Whereas no such bills were enacted between 2017-2020, states have enacted nine laws since 2021, which police restroom use in variety of settings, including K-12 facilities, colleges, and government-owned buildings. Bathroom law proponents have garnered support through fearmongering, warning state residents about LGBTQ+ “groomers” in their public schools and predacious trans women seeking to abuse vulnerable cis women and girls..

Attitudes On Gender-Affirming Care Bans for Children

Just as Republican state lawmakers have become increasingly aggressive in passing anti-trans bathroom laws, so too have they made enormous headway in restricting access to gender-affirming care for minors. Since 2021, when there were 0 bans in place, 21 states have banned some form of gender-affirming care for minors, practices which include therapeutic support for social transition, puberty-suppressing medications, hormonal replacement therapies, and surgical interventions for those experiencing gender dysphoria. These bans are often given frightening names like Arkansas’ “Save Adolescents from Experimentation (SAFE) Act.”  Incredibly, some fringe medical experts supporting bans have even tried to spread fear by comparing gender-affirming care to medical atrocities in Nazi Germany.

Americans’ attitudes have changed along with the proliferation of bans on gender-affirming care for minors too. When PRRI first asked whether Americans support “[l]aws that prevent parents from allowing their child to receive medical care for a gender transition” in September 2022, only three states had passed bans into law. At that time, 44% of Americans favored this type of restriction on medical care. When PRRI asked the question again most recently in September 2023, seven more states had passed bans and 13 more states would pass them in the following months. In that time, Americans had become 5 percentage points more likely to favor those bans (49%).


Again, these results are driven primarily by Republicans. More than seven in ten Republicans (72%) favored these laws in 2023, up from 61% in 2022. Democrats also became more likely to favor these laws, from 22% in 2022 to 28% in 2023, while independents remained fairly stable during this period (46% in 2022 and 49% in 2023).

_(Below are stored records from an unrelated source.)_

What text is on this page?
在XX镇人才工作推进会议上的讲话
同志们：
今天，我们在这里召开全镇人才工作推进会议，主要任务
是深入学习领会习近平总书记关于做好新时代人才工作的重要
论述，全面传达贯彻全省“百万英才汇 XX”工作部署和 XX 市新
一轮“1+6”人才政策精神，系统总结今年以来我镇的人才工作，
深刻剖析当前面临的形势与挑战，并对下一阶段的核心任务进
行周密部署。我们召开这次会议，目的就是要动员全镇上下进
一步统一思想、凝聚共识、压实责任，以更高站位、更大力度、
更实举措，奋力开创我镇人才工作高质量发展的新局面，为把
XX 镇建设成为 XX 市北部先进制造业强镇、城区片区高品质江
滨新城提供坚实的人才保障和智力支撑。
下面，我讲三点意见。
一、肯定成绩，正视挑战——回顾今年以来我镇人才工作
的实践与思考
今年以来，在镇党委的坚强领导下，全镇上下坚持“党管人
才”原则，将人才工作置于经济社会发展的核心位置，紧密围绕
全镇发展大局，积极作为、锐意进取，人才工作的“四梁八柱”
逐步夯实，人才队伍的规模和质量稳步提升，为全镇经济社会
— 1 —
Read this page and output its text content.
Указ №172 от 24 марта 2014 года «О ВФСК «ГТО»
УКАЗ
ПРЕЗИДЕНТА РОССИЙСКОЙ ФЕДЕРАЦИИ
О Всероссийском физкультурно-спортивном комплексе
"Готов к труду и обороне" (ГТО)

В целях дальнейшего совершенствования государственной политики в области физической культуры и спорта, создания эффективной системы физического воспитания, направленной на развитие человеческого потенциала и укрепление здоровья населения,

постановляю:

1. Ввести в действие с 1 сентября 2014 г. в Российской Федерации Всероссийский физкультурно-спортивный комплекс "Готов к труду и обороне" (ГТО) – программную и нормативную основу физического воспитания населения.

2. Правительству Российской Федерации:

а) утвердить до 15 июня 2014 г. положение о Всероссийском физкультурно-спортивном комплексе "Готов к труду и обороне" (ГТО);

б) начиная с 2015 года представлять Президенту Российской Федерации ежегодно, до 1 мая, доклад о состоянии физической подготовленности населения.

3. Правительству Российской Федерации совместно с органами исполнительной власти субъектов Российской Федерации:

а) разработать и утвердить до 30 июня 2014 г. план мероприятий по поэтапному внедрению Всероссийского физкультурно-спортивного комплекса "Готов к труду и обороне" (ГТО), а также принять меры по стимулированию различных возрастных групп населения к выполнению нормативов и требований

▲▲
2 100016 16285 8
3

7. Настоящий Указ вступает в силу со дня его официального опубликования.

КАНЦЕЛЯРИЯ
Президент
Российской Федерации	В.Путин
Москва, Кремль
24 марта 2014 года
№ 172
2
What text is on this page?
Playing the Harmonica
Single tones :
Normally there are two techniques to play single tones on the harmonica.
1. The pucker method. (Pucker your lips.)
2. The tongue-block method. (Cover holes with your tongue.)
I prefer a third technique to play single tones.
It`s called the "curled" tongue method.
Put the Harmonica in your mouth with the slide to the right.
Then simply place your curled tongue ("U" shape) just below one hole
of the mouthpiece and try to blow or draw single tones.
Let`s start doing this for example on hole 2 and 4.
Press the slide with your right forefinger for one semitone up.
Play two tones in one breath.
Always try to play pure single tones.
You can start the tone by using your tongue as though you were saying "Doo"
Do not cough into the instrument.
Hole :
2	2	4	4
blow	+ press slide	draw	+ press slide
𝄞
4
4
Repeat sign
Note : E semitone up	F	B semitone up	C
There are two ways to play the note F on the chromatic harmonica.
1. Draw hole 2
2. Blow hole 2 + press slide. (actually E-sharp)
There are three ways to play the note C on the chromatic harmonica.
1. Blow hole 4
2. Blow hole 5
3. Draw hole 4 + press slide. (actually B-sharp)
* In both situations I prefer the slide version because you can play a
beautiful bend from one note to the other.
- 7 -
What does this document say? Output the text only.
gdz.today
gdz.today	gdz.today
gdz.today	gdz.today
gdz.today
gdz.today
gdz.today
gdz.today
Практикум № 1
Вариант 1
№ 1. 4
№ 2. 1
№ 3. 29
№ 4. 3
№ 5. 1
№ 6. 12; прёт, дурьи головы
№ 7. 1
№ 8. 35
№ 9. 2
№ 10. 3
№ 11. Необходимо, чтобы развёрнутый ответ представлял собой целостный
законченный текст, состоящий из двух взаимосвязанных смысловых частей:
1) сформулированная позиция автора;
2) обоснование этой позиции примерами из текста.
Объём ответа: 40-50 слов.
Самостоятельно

It is important to note that the survey question uses the term “child,” despite the fact that many gender-affirming care practices are clinically restricted to adolescents, who are also affected by gender-affirming care bans for minors. Child patients tend to receive either therapeutic assistance with social transition and/or puberty-suppressing medications, whereas hormonal replacement therapies and surgical interventions are almost exclusively reserved for adolescents and adults. If a respondent approves of gender-affirming care for adolescents but not for children, this wording could skew respondents’ answers toward favoring bans.